The ARM would lock up after step 6 and resetting it would get it back to running from FLASH. If I then read the RAM I would find that it was indeed corrupted in 32 byte blocks at random places that were different each trial. But if I read the RAM after step 4, the RAM was uncorrupted and steps 5 and 6 were then successful.
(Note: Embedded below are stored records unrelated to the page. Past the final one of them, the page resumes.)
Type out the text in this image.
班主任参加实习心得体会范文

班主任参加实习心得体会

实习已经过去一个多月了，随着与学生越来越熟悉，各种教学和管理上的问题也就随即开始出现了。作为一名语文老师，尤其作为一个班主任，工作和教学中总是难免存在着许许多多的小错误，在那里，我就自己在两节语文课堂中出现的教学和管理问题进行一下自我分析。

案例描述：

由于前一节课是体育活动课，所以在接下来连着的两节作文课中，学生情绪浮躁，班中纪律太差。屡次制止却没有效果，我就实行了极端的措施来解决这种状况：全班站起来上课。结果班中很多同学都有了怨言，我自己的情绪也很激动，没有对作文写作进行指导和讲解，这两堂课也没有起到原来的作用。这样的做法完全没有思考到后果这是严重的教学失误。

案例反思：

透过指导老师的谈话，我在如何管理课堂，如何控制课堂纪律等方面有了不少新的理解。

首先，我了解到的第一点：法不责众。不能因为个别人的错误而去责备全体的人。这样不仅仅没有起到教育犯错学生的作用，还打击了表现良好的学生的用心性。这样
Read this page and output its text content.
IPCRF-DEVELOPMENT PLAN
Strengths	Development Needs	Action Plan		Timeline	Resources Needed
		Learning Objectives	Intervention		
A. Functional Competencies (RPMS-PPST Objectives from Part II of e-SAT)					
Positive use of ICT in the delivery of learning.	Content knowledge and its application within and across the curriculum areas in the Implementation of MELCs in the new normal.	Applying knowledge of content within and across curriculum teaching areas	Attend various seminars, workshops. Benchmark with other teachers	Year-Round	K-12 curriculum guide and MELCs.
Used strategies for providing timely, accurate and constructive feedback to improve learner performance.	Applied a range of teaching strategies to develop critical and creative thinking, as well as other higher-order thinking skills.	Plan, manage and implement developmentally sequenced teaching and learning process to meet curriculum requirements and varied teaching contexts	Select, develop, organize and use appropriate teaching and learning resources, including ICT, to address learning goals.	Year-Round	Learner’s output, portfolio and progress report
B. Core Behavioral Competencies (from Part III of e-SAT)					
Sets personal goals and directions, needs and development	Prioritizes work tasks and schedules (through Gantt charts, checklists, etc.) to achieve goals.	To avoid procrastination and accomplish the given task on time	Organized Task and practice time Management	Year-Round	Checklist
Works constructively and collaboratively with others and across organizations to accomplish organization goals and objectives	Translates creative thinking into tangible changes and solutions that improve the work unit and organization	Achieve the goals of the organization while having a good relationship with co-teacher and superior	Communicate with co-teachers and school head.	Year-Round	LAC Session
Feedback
I then modified the CRC checking and ran some experiments:

    ///////////////////////////////////////////////////////////////////////////
    // Step 3 - finish computing and check the CRC after the last code block //
    ///////////////////////////////////////////////////////////////////////////
 
	if (3 == UpdateState)
	{
		/* code that calculates the CRC */
 
		pkgCrc = ((*(char *)(readaddr    ) & 0xFF) << 8)
			   |  (*(char *)(readaddr + 1) & 0xFF);
 
		readaddr = writeaddr = 0x24000000;
 
		if (crcAccumulator == pkgCrc)
		{
			UpdateState = 4;
		}
		else
		{
			UpdateState = 5;
		}
		return(TRUE);
	}
 
    //////////////////////////////////////////////
    // Step 4 - good code, dummy read all of it //
    //////////////////////////////////////////////
 
	if (4 == UpdateState )
	{
		if (readaddr < end_of_update)
		{
			for (i = 0; i < 512; i++)
			{
				checksum += *(char *)readaddr;
				readaddr++;
			}
			return(TRUE);
		}
		else
		{
			magic_cookie = 0x12345678;
			UpdateState = 0;
		}
	}
 
    ////////////////////////////////////////
    // Step 5 - bad code, erase all of it //
    ////////////////////////////////////////

This code gets executed once every main loop iteration to keep the watchdog happy and as shown branches properly to the RAM update at step 6, but if I change ...

checksum += *(char *)readaddr;

... to ...

checksum += *(char *)writeaddr;

... then the ARM locks up at step 6. It appears that reading the RAM after writing it and before trying to execute from it makes all the difference. Why, I have no idea.

Can anyone explain this?

Thanks!

I have added more info to "FLASH startup code does not branch to RAM."